Article Preview
Top1. Introduction
Linked Open Data provides access to a wealth of information in standardised and navigable form, designed to enable these data to be combined easily. Bizer (2009) notes however that “… most Linked Data applications display data from different sources alongside each other but do little to integrate it further. To do so does require mapping of terms from different vocabularies to the applications target schema”. Links usually take the form of owl:sameAs statements linking individuals, but links between classes are far less common (Schmachtenberg, Bizer & Paulheim, 2014). Heterogeneity issues, such as differences in class scope or hierarchy granularity however mean that simple one to one correspondences between atomic classes are not always enough to describe the mappings between schemas, or more generally, ontologies. The YAGO2 (Suchanek, Kasneci & Weikum, 2008) knowledge base, for example, contains a rich class hierarchy based on WordNet (Miller, 1995), and includes many professions described as classes. An instance of a person in YAGO2 who is a film director, belongs to the class yago:FilmDirector. In contrast, version 3.9 DBpedia (Bizer, Lehmann, Kobilarov, Auer, Becker, Cyganiak & Hellman,2009) has a shallower class hierarchy, with professions described as attribute-values, not classes. In this version of the DBpedia ontology there is no named class for film directors. If one to one mappings between named classes is the only mechanism available, then we could say that yago:FilmDirector maps to dbpedia:Person with a subsumption relationship; but this does not describe which members of the class Person are film directors. If, instead, complex correspondences between non-atomic classes can be used, then it could be asserted that yago:FilmDirector corresponds with the set of instances of Person in DBpedia with the attribute dbpedia-owl:occupation set to dbpedia:Film_director. More formally, correspondences where at least one of the entities described in the correspondence is non-atomic are known as complex correspondences (Ritze, Meilicke, Svab-Zamazal & Stuckenschmidt, 2009).

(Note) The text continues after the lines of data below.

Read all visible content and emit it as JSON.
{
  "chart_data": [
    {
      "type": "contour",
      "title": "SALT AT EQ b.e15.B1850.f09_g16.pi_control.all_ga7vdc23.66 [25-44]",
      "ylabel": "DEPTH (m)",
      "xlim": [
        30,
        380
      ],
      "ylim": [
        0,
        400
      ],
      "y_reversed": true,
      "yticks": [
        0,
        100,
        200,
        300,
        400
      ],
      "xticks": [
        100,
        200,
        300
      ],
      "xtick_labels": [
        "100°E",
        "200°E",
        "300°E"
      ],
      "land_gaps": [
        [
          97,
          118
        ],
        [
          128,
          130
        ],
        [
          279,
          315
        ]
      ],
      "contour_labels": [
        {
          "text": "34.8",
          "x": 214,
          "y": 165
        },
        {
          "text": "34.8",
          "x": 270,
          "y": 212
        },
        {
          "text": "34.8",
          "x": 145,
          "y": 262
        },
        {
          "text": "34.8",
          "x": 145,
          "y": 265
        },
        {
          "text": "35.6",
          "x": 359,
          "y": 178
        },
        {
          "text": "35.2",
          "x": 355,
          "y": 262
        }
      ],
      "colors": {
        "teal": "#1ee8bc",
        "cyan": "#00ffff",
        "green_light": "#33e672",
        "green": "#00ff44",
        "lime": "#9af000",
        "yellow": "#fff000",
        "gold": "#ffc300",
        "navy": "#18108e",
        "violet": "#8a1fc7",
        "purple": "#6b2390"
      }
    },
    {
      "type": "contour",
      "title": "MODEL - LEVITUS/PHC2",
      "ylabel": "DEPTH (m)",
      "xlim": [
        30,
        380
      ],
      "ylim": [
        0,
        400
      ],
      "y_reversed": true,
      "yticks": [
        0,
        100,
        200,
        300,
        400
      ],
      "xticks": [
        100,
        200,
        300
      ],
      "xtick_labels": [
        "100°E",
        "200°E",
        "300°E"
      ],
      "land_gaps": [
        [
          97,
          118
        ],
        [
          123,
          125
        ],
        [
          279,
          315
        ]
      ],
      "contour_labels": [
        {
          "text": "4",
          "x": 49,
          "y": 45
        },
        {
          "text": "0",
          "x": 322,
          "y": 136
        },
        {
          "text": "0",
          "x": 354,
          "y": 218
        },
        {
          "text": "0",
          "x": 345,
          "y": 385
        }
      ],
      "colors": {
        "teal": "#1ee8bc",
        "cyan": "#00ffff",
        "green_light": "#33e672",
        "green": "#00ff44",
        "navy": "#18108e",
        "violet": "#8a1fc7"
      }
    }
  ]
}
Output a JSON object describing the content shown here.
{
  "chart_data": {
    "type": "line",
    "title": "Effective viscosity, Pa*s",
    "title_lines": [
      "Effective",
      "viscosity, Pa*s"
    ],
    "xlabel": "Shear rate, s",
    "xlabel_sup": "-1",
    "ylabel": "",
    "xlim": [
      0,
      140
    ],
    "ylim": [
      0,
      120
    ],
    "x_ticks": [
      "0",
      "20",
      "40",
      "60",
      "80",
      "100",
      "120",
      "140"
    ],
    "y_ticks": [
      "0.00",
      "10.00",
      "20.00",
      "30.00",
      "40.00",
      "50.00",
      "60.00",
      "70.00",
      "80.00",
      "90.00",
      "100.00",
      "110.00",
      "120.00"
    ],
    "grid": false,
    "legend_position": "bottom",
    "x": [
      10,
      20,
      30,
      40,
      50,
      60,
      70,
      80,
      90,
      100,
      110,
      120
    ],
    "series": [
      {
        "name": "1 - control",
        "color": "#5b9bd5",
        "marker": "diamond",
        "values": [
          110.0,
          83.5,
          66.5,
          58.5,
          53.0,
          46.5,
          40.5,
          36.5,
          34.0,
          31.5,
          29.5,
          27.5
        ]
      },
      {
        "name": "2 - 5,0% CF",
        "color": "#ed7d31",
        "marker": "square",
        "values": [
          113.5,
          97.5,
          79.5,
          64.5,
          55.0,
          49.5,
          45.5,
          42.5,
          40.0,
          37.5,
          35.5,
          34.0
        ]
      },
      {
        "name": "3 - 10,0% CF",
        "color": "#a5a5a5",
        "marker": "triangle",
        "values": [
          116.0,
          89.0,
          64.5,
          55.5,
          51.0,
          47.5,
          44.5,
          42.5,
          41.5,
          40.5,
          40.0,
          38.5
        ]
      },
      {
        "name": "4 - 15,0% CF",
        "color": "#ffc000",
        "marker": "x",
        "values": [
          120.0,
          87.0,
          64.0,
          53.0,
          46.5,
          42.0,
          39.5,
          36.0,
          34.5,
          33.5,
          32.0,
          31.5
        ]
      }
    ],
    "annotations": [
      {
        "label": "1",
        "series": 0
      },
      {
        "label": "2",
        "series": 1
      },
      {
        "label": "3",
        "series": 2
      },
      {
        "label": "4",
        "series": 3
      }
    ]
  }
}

Research has shown that complex correspondences can be classified into commonly reoccurring Correspondence Patterns (Scharffe, 2009). Extensional methods, which compare the instance sets of classes using some metric such as the Jaccard index, have been shown to be capable of detecting complex correspondences between ontologies used in Linked Open Data (Parundekar, Knoblock & Ambite, 2010; Parundekar, Knoblock & Ambite, 2012). However, extensional based approaches have several issues. When only small amounts of instance data are available they can give high scores to spurious matches, and when the amount of data are large, the search space of potential correspondences can grow very quickly. A subtler problem, which we will show in section 3, is that directly comparing the instance sets of two classes to test similarity is not consistent with the Open World Assumption. Furthermore, with existing extensional approaches there is an a priori assumption that all forms of complex correspondences are equally probable, and the approaches do not provide a systematic way for us to specify any prior beliefs we have that certain patterns of correspondences may be more probable than others.